Andrew Slavitt, a former executive at the technology company tasked with saving HealthCare.gov and current second-in-command at the Centers for Medicare and Medicaid Services, was granted an ethics waiver by the Department of Health and Human Services to begin working with his former company immediately.
The waiver was granted despite Republican lawmakers’ concerns about Slavitt’s potential conflict of interest. The Daily Signal revealed those concerns in a story yesterday.
Slavitt, a former OptumInsight/QSSI group vice president, left the company last month to work as the principal deputy administrator at the Centers for Medicare and Medicaid Services, which runs Obamacare and HealthCare.gov.

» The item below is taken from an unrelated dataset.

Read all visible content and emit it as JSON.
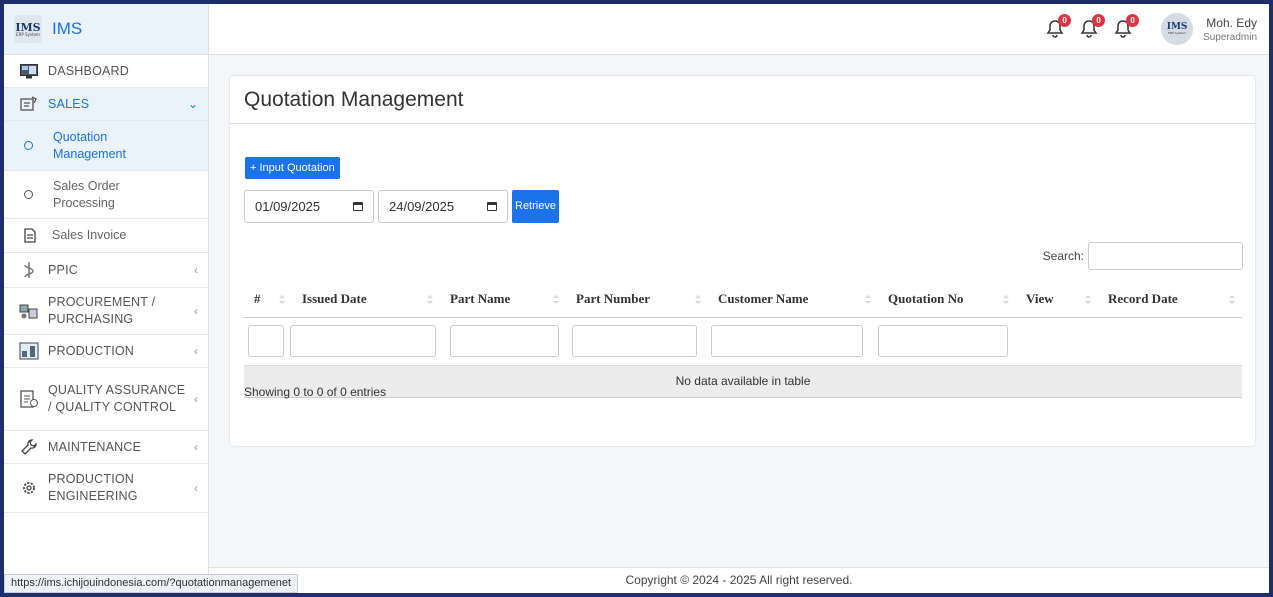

His post makes him the No. 2 at the agency under CMS Administrator Marilyn Tavenner.
The former Optum executive gave the maximum campaign contributions allowed to President Obama’s Victory Fund and Obama for America—now Organizing for Action—in 2012, federal campaign records show.
According to the ethics waiver, issued July 11 by the Department of Health and Human Services and posted publicly last week, Slavitt will be able to begin working on matters involving his former company, OptumInsight/QSSI.
Without a waiver, Slavitt would have had to wait at least one year before participating in work that involves his former employer.
The letter states that Slavitt severed financial ties with OptumInsight/QSSI upon his hiring at CMS, and upon doing so will be “empowered to participate fully in particular matters of general applicability, such as regulation and policy determinations, that affect the healthcare-related industries in which your former employer operates.”
Slavitt is also able to participate in meetings with OptumInsight/QSSI personnel to discuss “technical issues or progress on existing contracts” and can “weigh in on or make decisions on policy matters or technical direction that would result in the necessity of [OptumInsight/QSSI] having to perform additional compensated work under existing contracts to implement health care reform under the ACA.”
In the waiver, Edgar Swindell, associate general counsel for ethics at HHS, praised Slavitt for his work in the health care industry. He wrote:
The information provided to me indicates that you bring an exceptional blend of managerial experience, health care industry acumen, and hands-on experience from working for the systems integrator for healthcare.gov, Optum.
Hans von Spakovsky, a legal scholar at The Heritage Foundation’s Meese Center for Legal and Judicial Studies, told The Daily Signal ethics waivers are unusual. He continued:
It’s not a good idea to waive those kinds of potential conflicts of interest. This very case shows why it’s not a very good idea. … The person is going to have divided loyalties.
In a statement to The Daily Signal, Aaron Albright, spokesman for CMS, said:
Andy Slavitt has taken all appropriate steps, such as severing financial ties with his former employer, which allow him to execute his duties as principal deputy and participate in broad policy matters, including those affecting the health care industry. He will be recused, as appropriate, from participation in specific party matters, such as contracts or claims, involving his former employer. However, the terms of the limited waiver ensure that Andy will be able to continue to interact with all of the contractors as needed so the Marketplaces will be ready to enroll millions more Americans into quality, affordable coverage.
OptumInsight/QSSI is the sister company of UnitedHealthcare, which offers health insurance plans on a variety of state-run exchanges and plans to expand into the federal exchange run by HealthCare.gov. Both are owned by UnitedHealthGroup.
UnitedHealth purchased QSSI in September 2012. Before its acquisition, QSSI was tasked with building the federal data hub, which connects multiple government agencies to streamline verification of consumer information when Americans log into the federal and state exchanges and apply for Obamacare subsidies.
The company, now operating as OptumInsight/QSSI, was then tasked with saving HealthCare.gov after its disastrous implementation in October. HHS issued a new contract with OptumInsight/QSSI in January solidifying the tech company’s role as a “senior advisor.”
Slavitt’s new high-ranking post at CMS as well as OptumInsight/QSSI’s participation with HealthCare.gov has raised red flags for Republican lawmakers, who believe both circumstances present conflicts of interest. Sens. Orrin Hatch, R-Utah, and Chuck Grassley, R-Iowa, sent letters to CMS’ Tavenner and UnitedHealth chief executive Stephen Hemsley seeking answers to several questions about “any conflicts of interest” between UnitedHealthcare and OptumInsight/QSSI.
Neither CMS nor UnitedHealth responded to the senators’ inquiries.